One cannot say with certainty that these goddesses were widely worshiped. However, their names became synonymous with treasure, with Northern Germanic peoples referring to their valuables as hnossir or simply hnoss.
Nanna is a goddess of fertility and motherhood. She is the wife of Baldr and the mother of Forseti. Another goddess shrouded in mystery, Nanna is presumed to be a member of the Vanir based on her apparent realms. Otherwise, her realms themselves are implied through her name, which likely originates from the Old Norse word for mother, nanna.
Appearing in a single Norse myth, Nanna had died of a broken heart after her husband’s death. The account is repeated in the Prose Edda by the character, High, in Gylfaginning. Since Nanna dies early on in Norse mythology, there is little information available regarding other legends involving her.

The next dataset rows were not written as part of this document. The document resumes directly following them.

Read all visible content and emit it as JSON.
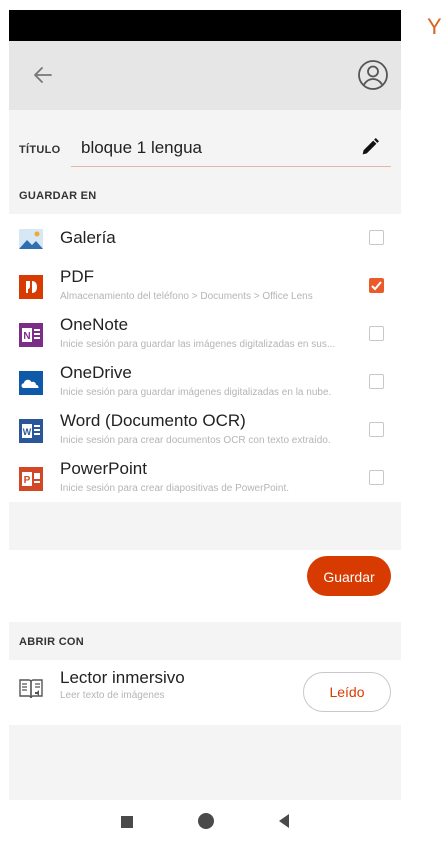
{
  "header": {
    "back_icon": "arrow-left-icon",
    "account_icon": "account-circle-icon"
  },
  "title_section": {
    "label": "TÍTULO",
    "value": "bloque 1 lengua",
    "edit_icon": "pencil-icon"
  },
  "save_to": {
    "header": "GUARDAR EN",
    "items": [
      {
        "name": "Galería",
        "subtitle": "",
        "icon": "gallery-icon",
        "checked": false
      },
      {
        "name": "PDF",
        "subtitle": "Almacenamiento del teléfono > Documents > Office Lens",
        "icon": "pdf-icon",
        "checked": true
      },
      {
        "name": "OneNote",
        "subtitle": "Inicie sesión para guardar las imágenes digitalizadas en sus...",
        "icon": "onenote-icon",
        "checked": false
      },
      {
        "name": "OneDrive",
        "subtitle": "Inicie sesión para guardar imágenes digitalizadas en la nube.",
        "icon": "onedrive-icon",
        "checked": false
      },
      {
        "name": "Word (Documento OCR)",
        "subtitle": "Inicie sesión para crear documentos OCR con texto extraído.",
        "icon": "word-icon",
        "checked": false
      },
      {
        "name": "PowerPoint",
        "subtitle": "Inicie sesión para crear diapositivas de PowerPoint.",
        "icon": "powerpoint-icon",
        "checked": false
      }
    ],
    "save_button": "Guardar"
  },
  "open_with": {
    "header": "ABRIR CON",
    "item": {
      "name": "Lector inmersivo",
      "subtitle": "Leer texto de imágenes",
      "icon": "immersive-reader-icon",
      "button": "Leído"
    }
  },
  "side_text": "Y",
  "colors": {
    "accent": "#d83b01",
    "checkbox_checked": "#ea5b2c",
    "pdf": "#d83b01",
    "onenote": "#7b2e86",
    "onedrive": "#0f5aa8",
    "word": "#2b579a",
    "powerpoint": "#d24726"
  }
}
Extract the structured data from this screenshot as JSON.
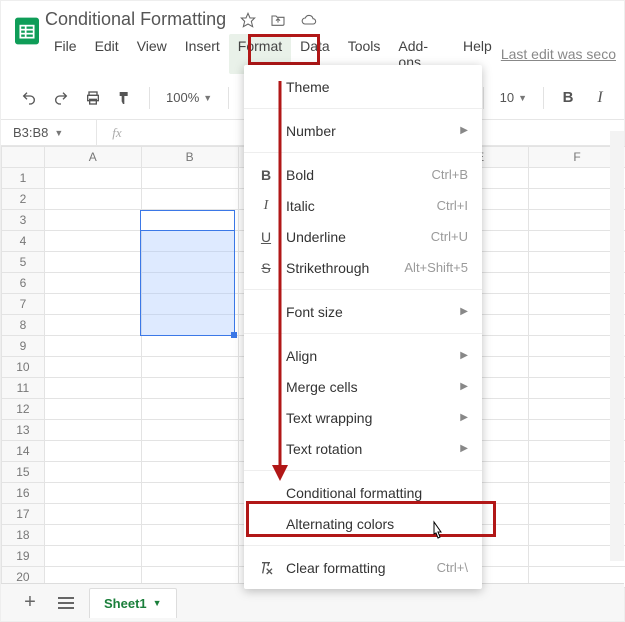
{
  "doc": {
    "title": "Conditional Formatting"
  },
  "menubar": {
    "file": "File",
    "edit": "Edit",
    "view": "View",
    "insert": "Insert",
    "format": "Format",
    "data": "Data",
    "tools": "Tools",
    "addons": "Add-ons",
    "help": "Help",
    "last_edit": "Last edit was seco"
  },
  "toolbar": {
    "zoom": "100%",
    "font_size": "10"
  },
  "namebox": {
    "ref": "B3:B8"
  },
  "columns": [
    "A",
    "B",
    "",
    "",
    "E",
    "F"
  ],
  "rows": [
    "1",
    "2",
    "3",
    "4",
    "5",
    "6",
    "7",
    "8",
    "9",
    "10",
    "11",
    "12",
    "13",
    "14",
    "15",
    "16",
    "17",
    "18",
    "19",
    "20"
  ],
  "format_menu": {
    "theme": "Theme",
    "number": "Number",
    "bold": {
      "label": "Bold",
      "kb": "Ctrl+B"
    },
    "italic": {
      "label": "Italic",
      "kb": "Ctrl+I"
    },
    "underline": {
      "label": "Underline",
      "kb": "Ctrl+U"
    },
    "strike": {
      "label": "Strikethrough",
      "kb": "Alt+Shift+5"
    },
    "font_size": "Font size",
    "align": "Align",
    "merge": "Merge cells",
    "wrap": "Text wrapping",
    "rotate": "Text rotation",
    "cond": "Conditional formatting",
    "alt": "Alternating colors",
    "clear": {
      "label": "Clear formatting",
      "kb": "Ctrl+\\"
    }
  },
  "sheet": {
    "active": "Sheet1"
  }
}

Comparatively, Nanna and the blind god Hod take on human identities in Book III of the 12th-century Gesta Danorum. In this legend, they are lovers, and Baldr – still a god – lusts after the mortal Nanna. Whether or not this is an alteration of myth or considered to be a part of Denmark’s semi-legendary history worth questioning. There are mentions of significant characters from Norse culture, including the hero Hothbrodd and the Danish king Hailaga.
Gullveig is the goddess of gold and precious metals. She is likely the personification of gold itself, which has been purified through repeated smelting. Also known by the name Heidi, Gullveig means something like “gold drunk.” Her relationship with gold has caused several scholars to suggest that Gullveig is another name for the goddess Freyja.
When compared to others on the list, Gullveig is arguably obscure. Not a whole ton is known about her: she’s a mystery. Part of the reason for this is that Gullveig is solely attested in the Poetic Edda. In fact, Snorri Sturluson does not mention Gullveig in the Prose Edda whatsoever.
Now, whoever Gullveig is – or, whatever they are – they triggered the events of the Aesir-Vanir War. And not in the romanticized Helen of Troy fashion, either. Based on the Henry Adams Bellows translation of the Poetic Edda from 1923, Gullveig was “three times burned, and three times born” after being killed by the Aesir. Her poor treatment prompted the legendary conflict.
Gold held some significance in early Viking societies, but not as much as silver did. The fabled “red-gold,” a copper-gold alloy, was far more prized possession than any silver and gold, however. At least, that’s what the myths tell us.